4) The period of warranty for the new products vis-à-vis (i) consumers shall amount two years and (ii) purchasers not acting as consumers shall amount one year from the transfer of the products.
5) The sale of used products vis-à-vis consumers shall include a period of warranty of one year from the transfer of the products. A period of warranty shall be excluded vis-à-vis purchasers not acting as consumers.
6) The legal periods of warranty for claims for damages shall remain unaffected by the rules and regulations of paragraph 4 and 5.
7) Any repair and interference without authorization as well as rough handling shall result in the loss of all warranty claims. Likewise, any warranty claims due to the use of the equipment in rooms with big humidity, the formation of dust and/or abnormal temperature and electricity fluctuations shall be excluded, unless the purchaser may be able to prove that such external circumstances cannot be the cause of incurred defects.
8) Any warranty in the event of (i) the transfer of a guaranty for the quality and condition of the products or (ii) fraudulent concealment of a defect shall remain unaffected by the above-mentioned rules and regulations. The same shall apply for the regulations of Articles 478, 479 German Civil Code with respect to the recourse of the company against the supplier/contractor.

10. Liability
1) With respect to simple negligence for default, warranty of fitness and title warranty, impossibility of performance as well as breach of a principal contractual obligation (cardinal obligation), any liability shall be limited to predictable damages and excluded for other breaches of the contractual obligations. This shall not be effective for damages resulting from damages of live, the body or health. With respect to consequential damages resulting from the use of the products, any liability shall be excluded.
2) The Seller shall be liable for any gross negligence and intent without restriction.
3) The limitations of liability pursuant to paragraph 1 shall also be effective for the benefit of the employees and agents of the Seller.

11. Returns
With respect to returns, the Seller shall request that the item, or equipment respectively, shall be sent in or delivered together with a copy of the invoice, which was delivered together with the equipment, to the Seller for repair. The exchange of components, modules or complete equipment shall not result into new periods of warranty. The liability shall be exclusively restricted to the repair or exchange of damaged delivery items. In case of the submission of the equipment for repair, the purchaser shall take care that any data stored on the media of such equipment, which the purchaser deems to be relevant, will be stored by means of copies because such repair might result into loss of such data.
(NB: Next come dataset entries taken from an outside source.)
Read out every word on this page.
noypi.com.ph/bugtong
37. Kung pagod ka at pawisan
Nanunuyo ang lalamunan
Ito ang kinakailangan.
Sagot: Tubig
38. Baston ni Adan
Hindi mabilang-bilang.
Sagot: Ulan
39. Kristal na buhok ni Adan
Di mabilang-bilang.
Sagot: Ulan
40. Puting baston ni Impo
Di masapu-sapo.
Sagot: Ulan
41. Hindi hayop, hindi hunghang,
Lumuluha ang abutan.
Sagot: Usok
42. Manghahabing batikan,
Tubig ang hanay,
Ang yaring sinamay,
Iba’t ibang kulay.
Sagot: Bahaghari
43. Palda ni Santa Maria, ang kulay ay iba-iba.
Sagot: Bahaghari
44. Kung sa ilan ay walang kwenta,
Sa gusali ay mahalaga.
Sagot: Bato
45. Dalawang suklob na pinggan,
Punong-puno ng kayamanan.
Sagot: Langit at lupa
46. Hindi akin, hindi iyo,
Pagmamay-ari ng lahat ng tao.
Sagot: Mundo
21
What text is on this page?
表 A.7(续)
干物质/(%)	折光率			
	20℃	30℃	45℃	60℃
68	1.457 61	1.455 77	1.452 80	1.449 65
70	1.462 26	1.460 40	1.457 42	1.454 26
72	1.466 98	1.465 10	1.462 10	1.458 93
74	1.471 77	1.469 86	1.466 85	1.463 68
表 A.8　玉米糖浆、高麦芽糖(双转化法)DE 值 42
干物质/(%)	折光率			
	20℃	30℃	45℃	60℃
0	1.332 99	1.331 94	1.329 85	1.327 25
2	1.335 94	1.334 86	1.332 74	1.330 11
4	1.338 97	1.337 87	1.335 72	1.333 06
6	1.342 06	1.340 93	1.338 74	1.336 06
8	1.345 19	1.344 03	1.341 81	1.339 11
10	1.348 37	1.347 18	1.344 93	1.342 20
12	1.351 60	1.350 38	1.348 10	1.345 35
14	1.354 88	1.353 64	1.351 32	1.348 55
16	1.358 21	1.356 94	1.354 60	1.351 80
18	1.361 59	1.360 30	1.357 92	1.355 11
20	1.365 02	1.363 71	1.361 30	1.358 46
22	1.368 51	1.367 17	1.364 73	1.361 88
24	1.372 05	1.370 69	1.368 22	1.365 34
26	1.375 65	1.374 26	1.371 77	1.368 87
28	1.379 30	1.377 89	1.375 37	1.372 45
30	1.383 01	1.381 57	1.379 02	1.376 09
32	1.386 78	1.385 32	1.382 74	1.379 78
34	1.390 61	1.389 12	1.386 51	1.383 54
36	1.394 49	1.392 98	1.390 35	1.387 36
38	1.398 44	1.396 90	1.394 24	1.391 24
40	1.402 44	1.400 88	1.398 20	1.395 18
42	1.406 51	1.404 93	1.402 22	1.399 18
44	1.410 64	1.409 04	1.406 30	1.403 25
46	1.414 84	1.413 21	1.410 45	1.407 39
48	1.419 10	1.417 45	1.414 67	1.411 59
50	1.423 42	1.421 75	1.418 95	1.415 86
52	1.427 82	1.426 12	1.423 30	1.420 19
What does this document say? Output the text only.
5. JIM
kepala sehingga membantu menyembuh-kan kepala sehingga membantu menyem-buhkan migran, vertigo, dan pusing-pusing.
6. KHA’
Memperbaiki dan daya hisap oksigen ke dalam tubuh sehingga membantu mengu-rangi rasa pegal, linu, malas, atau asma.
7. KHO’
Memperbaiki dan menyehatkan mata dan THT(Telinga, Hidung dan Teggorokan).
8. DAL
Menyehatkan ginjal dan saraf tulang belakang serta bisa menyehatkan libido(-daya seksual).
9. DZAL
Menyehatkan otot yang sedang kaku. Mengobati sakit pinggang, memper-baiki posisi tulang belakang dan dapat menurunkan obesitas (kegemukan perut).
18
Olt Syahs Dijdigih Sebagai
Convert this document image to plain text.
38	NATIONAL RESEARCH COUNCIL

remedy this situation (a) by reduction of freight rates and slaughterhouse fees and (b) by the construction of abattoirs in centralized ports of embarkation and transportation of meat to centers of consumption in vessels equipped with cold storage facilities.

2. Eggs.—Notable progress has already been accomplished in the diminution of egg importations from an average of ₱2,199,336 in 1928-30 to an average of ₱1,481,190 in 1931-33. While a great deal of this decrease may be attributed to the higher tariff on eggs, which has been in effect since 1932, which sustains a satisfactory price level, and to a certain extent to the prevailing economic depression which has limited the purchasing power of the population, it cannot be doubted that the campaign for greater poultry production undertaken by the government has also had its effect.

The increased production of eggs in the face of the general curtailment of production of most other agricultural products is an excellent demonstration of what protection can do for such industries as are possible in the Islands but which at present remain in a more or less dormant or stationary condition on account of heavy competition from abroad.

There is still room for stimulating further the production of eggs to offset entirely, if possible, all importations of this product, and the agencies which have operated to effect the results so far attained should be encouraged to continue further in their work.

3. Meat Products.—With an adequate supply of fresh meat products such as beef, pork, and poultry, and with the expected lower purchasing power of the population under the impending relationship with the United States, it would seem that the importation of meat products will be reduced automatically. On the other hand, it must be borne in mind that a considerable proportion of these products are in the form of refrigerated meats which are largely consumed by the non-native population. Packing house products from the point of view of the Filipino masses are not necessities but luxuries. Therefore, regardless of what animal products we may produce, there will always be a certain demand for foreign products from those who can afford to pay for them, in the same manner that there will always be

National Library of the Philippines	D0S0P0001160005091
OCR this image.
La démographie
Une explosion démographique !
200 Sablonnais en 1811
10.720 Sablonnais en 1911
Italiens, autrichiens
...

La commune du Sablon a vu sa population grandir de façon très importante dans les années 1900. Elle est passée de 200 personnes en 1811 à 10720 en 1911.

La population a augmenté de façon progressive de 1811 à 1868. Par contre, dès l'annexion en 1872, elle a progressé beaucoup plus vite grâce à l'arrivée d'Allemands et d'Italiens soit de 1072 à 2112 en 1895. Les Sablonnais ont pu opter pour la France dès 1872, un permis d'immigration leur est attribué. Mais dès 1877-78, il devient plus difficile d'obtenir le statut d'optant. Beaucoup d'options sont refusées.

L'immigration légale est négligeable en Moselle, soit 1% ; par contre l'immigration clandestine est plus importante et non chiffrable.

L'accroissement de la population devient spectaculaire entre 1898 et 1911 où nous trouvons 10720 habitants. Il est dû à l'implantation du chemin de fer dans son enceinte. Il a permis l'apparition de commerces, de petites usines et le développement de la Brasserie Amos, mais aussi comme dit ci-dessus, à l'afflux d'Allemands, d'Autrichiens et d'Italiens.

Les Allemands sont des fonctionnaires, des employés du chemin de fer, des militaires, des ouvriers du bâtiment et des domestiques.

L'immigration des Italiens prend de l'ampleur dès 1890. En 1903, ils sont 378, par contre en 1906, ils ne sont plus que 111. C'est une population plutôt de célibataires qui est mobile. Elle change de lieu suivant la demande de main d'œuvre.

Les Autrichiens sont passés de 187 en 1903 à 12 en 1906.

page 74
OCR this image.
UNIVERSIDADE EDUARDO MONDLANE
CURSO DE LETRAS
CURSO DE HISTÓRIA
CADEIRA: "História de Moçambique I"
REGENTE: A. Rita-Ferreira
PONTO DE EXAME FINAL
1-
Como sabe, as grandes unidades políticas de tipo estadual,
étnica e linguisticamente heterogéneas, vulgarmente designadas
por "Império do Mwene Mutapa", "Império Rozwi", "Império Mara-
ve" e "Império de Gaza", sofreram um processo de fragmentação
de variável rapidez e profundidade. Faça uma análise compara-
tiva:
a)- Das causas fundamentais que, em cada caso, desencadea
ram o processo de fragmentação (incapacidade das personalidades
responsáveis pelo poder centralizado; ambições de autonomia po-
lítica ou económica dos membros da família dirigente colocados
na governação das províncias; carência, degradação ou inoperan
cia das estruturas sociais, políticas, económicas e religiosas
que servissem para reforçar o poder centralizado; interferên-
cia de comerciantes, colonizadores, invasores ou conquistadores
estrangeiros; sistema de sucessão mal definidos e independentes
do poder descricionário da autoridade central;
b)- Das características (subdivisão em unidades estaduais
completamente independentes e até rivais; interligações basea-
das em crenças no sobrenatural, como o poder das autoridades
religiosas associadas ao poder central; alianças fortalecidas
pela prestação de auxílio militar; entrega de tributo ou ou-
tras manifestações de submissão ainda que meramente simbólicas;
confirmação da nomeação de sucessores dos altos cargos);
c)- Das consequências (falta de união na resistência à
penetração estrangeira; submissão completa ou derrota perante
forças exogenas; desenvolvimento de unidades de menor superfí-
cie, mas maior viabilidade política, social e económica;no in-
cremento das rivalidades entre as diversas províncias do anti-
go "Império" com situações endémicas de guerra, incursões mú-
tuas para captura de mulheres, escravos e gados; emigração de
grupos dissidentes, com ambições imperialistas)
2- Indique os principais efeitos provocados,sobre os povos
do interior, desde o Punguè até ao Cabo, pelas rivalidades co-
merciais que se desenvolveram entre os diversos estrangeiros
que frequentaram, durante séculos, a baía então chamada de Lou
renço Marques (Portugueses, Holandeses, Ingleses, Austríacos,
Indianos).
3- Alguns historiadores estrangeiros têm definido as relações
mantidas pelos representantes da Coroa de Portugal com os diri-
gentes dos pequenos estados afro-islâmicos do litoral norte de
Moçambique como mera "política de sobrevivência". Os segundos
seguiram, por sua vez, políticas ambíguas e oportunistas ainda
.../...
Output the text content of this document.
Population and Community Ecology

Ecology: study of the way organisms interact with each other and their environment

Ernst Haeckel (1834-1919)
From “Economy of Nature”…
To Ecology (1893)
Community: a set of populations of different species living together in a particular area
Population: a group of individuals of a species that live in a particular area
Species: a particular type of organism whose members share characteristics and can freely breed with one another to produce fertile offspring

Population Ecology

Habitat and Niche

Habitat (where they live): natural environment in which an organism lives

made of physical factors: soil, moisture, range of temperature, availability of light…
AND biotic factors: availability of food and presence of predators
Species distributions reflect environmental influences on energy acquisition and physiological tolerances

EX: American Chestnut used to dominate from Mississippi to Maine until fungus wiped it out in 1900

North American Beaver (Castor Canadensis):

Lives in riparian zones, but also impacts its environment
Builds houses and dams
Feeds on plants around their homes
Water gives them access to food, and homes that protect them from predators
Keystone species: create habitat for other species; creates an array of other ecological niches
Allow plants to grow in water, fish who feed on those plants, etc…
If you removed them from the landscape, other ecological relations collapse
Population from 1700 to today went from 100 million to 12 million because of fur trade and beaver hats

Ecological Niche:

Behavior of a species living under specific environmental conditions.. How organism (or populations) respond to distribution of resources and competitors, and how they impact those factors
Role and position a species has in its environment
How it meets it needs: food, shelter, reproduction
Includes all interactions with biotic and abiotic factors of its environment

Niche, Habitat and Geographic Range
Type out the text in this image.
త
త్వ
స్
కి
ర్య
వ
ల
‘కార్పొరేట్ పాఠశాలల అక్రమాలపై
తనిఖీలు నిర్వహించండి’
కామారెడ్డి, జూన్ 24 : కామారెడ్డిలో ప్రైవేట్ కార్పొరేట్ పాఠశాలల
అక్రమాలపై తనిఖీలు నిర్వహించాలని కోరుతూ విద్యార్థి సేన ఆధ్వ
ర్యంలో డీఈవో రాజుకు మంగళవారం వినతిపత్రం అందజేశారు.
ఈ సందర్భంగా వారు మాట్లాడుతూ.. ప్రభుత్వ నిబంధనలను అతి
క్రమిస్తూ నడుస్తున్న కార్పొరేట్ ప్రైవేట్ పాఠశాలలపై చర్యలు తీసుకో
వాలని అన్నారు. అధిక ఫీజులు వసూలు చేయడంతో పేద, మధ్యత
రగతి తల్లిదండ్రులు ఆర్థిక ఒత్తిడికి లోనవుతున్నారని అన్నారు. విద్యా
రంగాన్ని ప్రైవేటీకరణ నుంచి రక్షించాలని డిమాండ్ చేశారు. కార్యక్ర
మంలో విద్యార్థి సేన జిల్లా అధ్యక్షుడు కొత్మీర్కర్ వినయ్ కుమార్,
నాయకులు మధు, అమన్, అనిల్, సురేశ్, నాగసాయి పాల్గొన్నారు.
12. Vendor’s Lien / Retention of Title
Any delivered products shall be remain property of the Seller until the complete payment of the purchase price. The retention of title is extended. In case the purchaser sells the equipment to third party, he will inform the third party about the extended retention of title.

13. Data Protection
The Seller shall be authorized to process any data about the purchaser received with respect to the business connections or in connection with such business connections, independent from the origin of such data, e.g., data originating from the purchaser itself or third parties, within the meaning of the German Data Protection Act.

14. Miscellaneous
The place of jurisdiction shall be Frankfurt am Main. These Terms and Conditions shall be governed in accordance with the law of the Federal Republic of Germany.
If any provision of these Terms and Conditions or the agreement concluded with the purchaser shall be invalid in whole or in part, the effectiveness of the agreement shall remain unaffected.
These terms and conditions are translated from the german version into english. In case of contradictions between the english and german language versions, the german language version shall prevail.